You're the CEO and are stepping forward as the public face of your company, so you get to claim credit for your company's work. But if your company has not done anything noteworthy, an increase in profits due to government subsidies, war, natural disasters, and the like isn't something the public is apt to see as a great accomplishment. Ask yourself, do you actually contribute anything to your company? You may tell yourself that nobody else can do your job, but the odds are overwhelming that it's not true - and even if it's true right now, it won't remain true. Had somebody other than you been CEO of the company, what would be different? If the answer is "nothing", you're nothing special.

6. Be Special

If you want the world to think that you're special, prove that you are special. Let's take a look at Steve Jobs: He started a computer company out of a garage that helped bring about the era of the personal computer, spearheaded the development of a GUI-based operating system that led to a transformation in the way people interact with technology, when forced out of his company started NeXT and acquired Pixar, sticking with the former until he returned to Apple and (in the face of considerable skepticism) rolled the technology into a next-generation operating system and sticking with the latter through its transition from an unsuccessful computer hardware company to a highly successful animation studio, then produced innovations in the manner in which people buy music, in the music player, and ultimately in the cellular phone and tablet computer technology, with the rest of the market playing catch-up and producing copycat devices. You... did what, again?

7. Stop Letting the Bean Counters Define Your Business Model

Steve Jobs has a wonderful list of successes, but he also has a long list of expensive failures, both in terms of product releases and business decisions. Apple gave up market share with the Apple II because he didn't want to market it to small businesses, but the Apple III was a colossal failure. Outsourcing the development of key portions of its GUI OS to Microsoft, without a non-compete? Major fail. Apple computers were bigger and boxier than a lot of competing products because of a fixation on design - with a well-designed computer having no need for a fan. Do you recall the first Apple "portable" computer? The Lisa. The Newton. Not bouncing back from the Newton and letting other companies create then dominate the PDA market. But when you look back on a lot of Apple's discontinued products or failures - those that occurred under Jobs, not those attributable to John Sculley - you often see the kernel of what is to come. Cutting edge stuff that's hitting the market too early, or at too high of a price point, but which ultimately becomes commonplace.

Do you want to lead your company into making the mistakes of a Sculley, focusing on limiting the experimentation and innovation of somebody like Jobs and ultimately forcing him out of the company? Do you want to be like Bill Hewlett and David Packard, whose investment in HP Labs made the company an innovated and market leader, or a Carly Fiorina who presided over what appears to be an era of outsourcing, R&D cuts and reduced quality control in the name of short-term profits? Do you want to be like Dell, so focused on cost-accouting and increase margins that you don't even realize that you're giving away the core of your business? Maybe your company can't afford to make mistakes on the same scale as Steve Jobs, but don't expect to be as famous or to have successes on the same scale if you eschew quality and innovation in favor of risk-avoidance and short-term profit.
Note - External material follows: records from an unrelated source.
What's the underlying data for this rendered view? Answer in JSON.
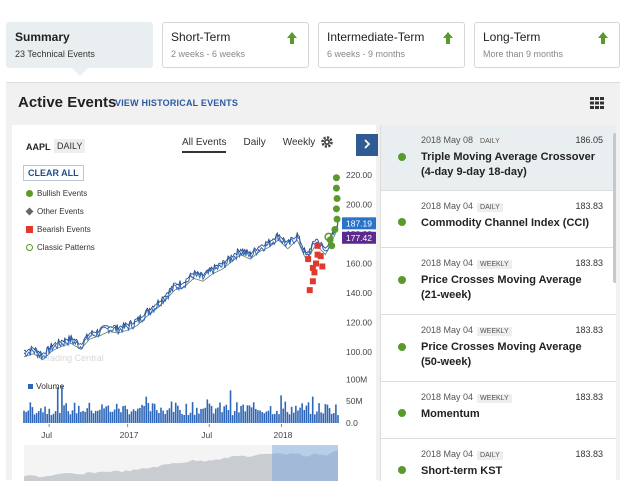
{
  "summary_cards": [
    {
      "title": "Summary",
      "subtitle": "23 Technical Events"
    },
    {
      "title": "Short-Term",
      "subtitle": "2 weeks - 6 weeks"
    },
    {
      "title": "Intermediate-Term",
      "subtitle": "6 weeks - 9 months"
    },
    {
      "title": "Long-Term",
      "subtitle": "More than 9 months"
    }
  ],
  "panel": {
    "title": "Active Events",
    "historical_link": "VIEW HISTORICAL EVENTS"
  },
  "chart_panel": {
    "symbol": "AAPL",
    "frequency": "DAILY",
    "tabs": [
      "All Events",
      "Daily",
      "Weekly"
    ],
    "clear_label": "CLEAR ALL",
    "legend": [
      "Bullish Events",
      "Other Events",
      "Bearish Events",
      "Classic Patterns"
    ],
    "volume_label": "Volume",
    "watermark": "Trading Central"
  },
  "colors": {
    "bullish": "#5a9a2c",
    "other": "#666666",
    "bearish": "#e03a2f",
    "price_line": "#2f67b8",
    "badge_blue": "#2a73c9",
    "badge_purple": "#5b2a8c",
    "nav_blue": "#2f5b92"
  },
  "chart_data": {
    "type": "line",
    "title": "",
    "ylim": [
      90,
      228
    ],
    "y_ticks": [
      "220.00",
      "200.00",
      "180.00",
      "160.00",
      "140.00",
      "120.00",
      "100.00"
    ],
    "y_tick_values": [
      220,
      200,
      180,
      160,
      140,
      120,
      100
    ],
    "price_badges": [
      {
        "label": "187.19",
        "value": 187.19,
        "color": "#2a73c9"
      },
      {
        "label": "177.42",
        "value": 177.42,
        "color": "#5b2a8c"
      }
    ],
    "volume_ticks": [
      "100M",
      "50M",
      "0.0"
    ],
    "volume_tick_values": [
      100,
      50,
      0
    ],
    "x_ticks": [
      "Jul",
      "2017",
      "Jul",
      "2018"
    ],
    "x_tick_t": [
      0.08,
      0.33,
      0.59,
      0.82
    ],
    "series": [
      {
        "name": "",
        "points": [
          [
            0.0,
            99
          ],
          [
            0.03,
            101
          ],
          [
            0.06,
            97
          ],
          [
            0.09,
            103
          ],
          [
            0.12,
            106
          ],
          [
            0.15,
            108
          ],
          [
            0.18,
            104
          ],
          [
            0.21,
            111
          ],
          [
            0.24,
            113
          ],
          [
            0.27,
            116
          ],
          [
            0.3,
            115
          ],
          [
            0.33,
            117
          ],
          [
            0.36,
            120
          ],
          [
            0.39,
            126
          ],
          [
            0.42,
            131
          ],
          [
            0.45,
            137
          ],
          [
            0.48,
            144
          ],
          [
            0.51,
            146
          ],
          [
            0.54,
            152
          ],
          [
            0.57,
            150
          ],
          [
            0.6,
            155
          ],
          [
            0.63,
            158
          ],
          [
            0.66,
            163
          ],
          [
            0.69,
            168
          ],
          [
            0.72,
            165
          ],
          [
            0.75,
            170
          ],
          [
            0.78,
            173
          ],
          [
            0.81,
            178
          ],
          [
            0.84,
            172
          ],
          [
            0.87,
            178
          ],
          [
            0.9,
            164
          ],
          [
            0.93,
            175
          ],
          [
            0.96,
            168
          ],
          [
            1.0,
            186
          ]
        ]
      }
    ]
  },
  "events": [
    {
      "date": "2018 May 08",
      "frequency": "DAILY",
      "price": "186.05",
      "name": "Triple Moving Average Crossover (4-day 9-day 18-day)"
    },
    {
      "date": "2018 May 04",
      "frequency": "DAILY",
      "price": "183.83",
      "name": "Commodity Channel Index (CCI)"
    },
    {
      "date": "2018 May 04",
      "frequency": "WEEKLY",
      "price": "183.83",
      "name": "Price Crosses Moving Average (21-week)"
    },
    {
      "date": "2018 May 04",
      "frequency": "WEEKLY",
      "price": "183.83",
      "name": "Price Crosses Moving Average (50-week)"
    },
    {
      "date": "2018 May 04",
      "frequency": "WEEKLY",
      "price": "183.83",
      "name": "Momentum"
    },
    {
      "date": "2018 May 04",
      "frequency": "DAILY",
      "price": "183.83",
      "name": "Short-term KST"
    }
  ]
}
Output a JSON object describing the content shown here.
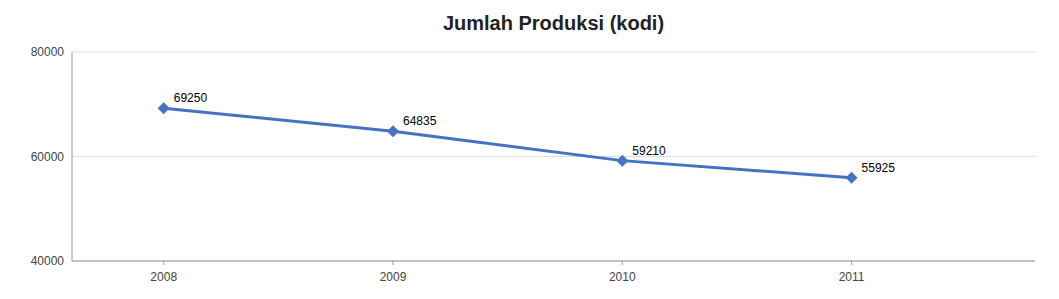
{
  "chart_data": {
    "type": "line",
    "title": "Jumlah Produksi (kodi)",
    "x": [
      2008,
      2009,
      2010,
      2011
    ],
    "values": [
      69250,
      64835,
      59210,
      55925
    ],
    "color": "#4472C4",
    "marker": "diamond",
    "xlim": [
      2007.6,
      2011.8
    ],
    "xticks": [
      2008,
      2009,
      2010,
      2011
    ],
    "ylim": [
      40000,
      80000
    ],
    "yticks": [
      40000,
      60000,
      80000
    ],
    "grid": true,
    "data_labels": true
  }
}
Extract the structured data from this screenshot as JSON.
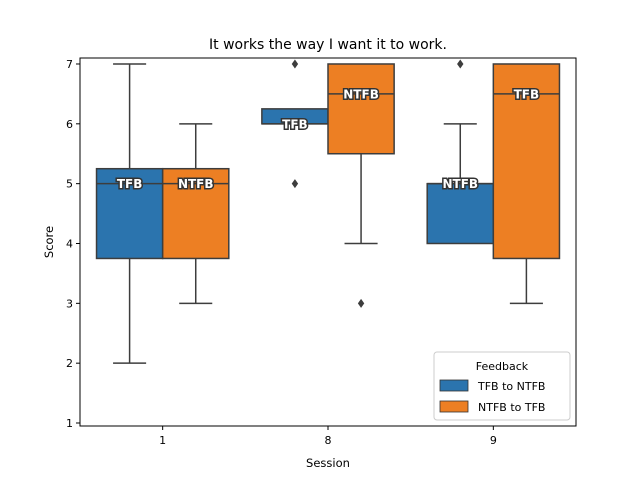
{
  "chart_data": {
    "type": "box",
    "title": "It works the way I want it to work.",
    "xlabel": "Session",
    "ylabel": "Score",
    "categories": [
      "1",
      "8",
      "9"
    ],
    "yticks": [
      1,
      2,
      3,
      4,
      5,
      6,
      7
    ],
    "ylim": [
      0.95,
      7.1
    ],
    "legend": {
      "title": "Feedback",
      "placement": "lower-right",
      "entries": [
        {
          "label": "TFB to NTFB",
          "color": "#2b74ae"
        },
        {
          "label": "NTFB to TFB",
          "color": "#ed7f23"
        }
      ]
    },
    "series": [
      {
        "name": "TFB to NTFB",
        "color": "#2b74ae",
        "boxes": [
          {
            "category": "1",
            "whisker_low": 2,
            "q1": 3.75,
            "median": 5,
            "q3": 5.25,
            "whisker_high": 7,
            "outliers": [],
            "label": "TFB"
          },
          {
            "category": "8",
            "whisker_low": 6,
            "q1": 6,
            "median": 6,
            "q3": 6.25,
            "whisker_high": 6.25,
            "outliers": [
              5,
              7
            ],
            "label": "TFB"
          },
          {
            "category": "9",
            "whisker_low": 4,
            "q1": 4,
            "median": 5,
            "q3": 5,
            "whisker_high": 6,
            "outliers": [
              7
            ],
            "label": "NTFB"
          }
        ]
      },
      {
        "name": "NTFB to TFB",
        "color": "#ed7f23",
        "boxes": [
          {
            "category": "1",
            "whisker_low": 3,
            "q1": 3.75,
            "median": 5,
            "q3": 5.25,
            "whisker_high": 6,
            "outliers": [],
            "label": "NTFB"
          },
          {
            "category": "8",
            "whisker_low": 4,
            "q1": 5.5,
            "median": 6.5,
            "q3": 7,
            "whisker_high": 7,
            "outliers": [
              3
            ],
            "label": "NTFB"
          },
          {
            "category": "9",
            "whisker_low": 3,
            "q1": 3.75,
            "median": 6.5,
            "q3": 7,
            "whisker_high": 7,
            "outliers": [],
            "label": "TFB"
          }
        ]
      }
    ]
  }
}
8. Recognize When It's Time to Give Up

Sad to say, some industries and industry practices simply aren't compatible with your having a great public image as CEO. For example, if your company makes its fortune by chopping the tops off of mountains to extract coal, leaving behind a poisoned, scarred landscape, odds are you're better off keeping your head down. "That's not fair", you say? "Steve Jobs hasn't made much noise about it, but under his leadership Apple has taken advantage of tax breaks, funneled revenues through overseas shell companies to avoid taxes, used cheap labor in Chinese factories, and appears to have concerned himself with environmental issues only to the extent that there's a P.R. advantage"? Who said life was fair?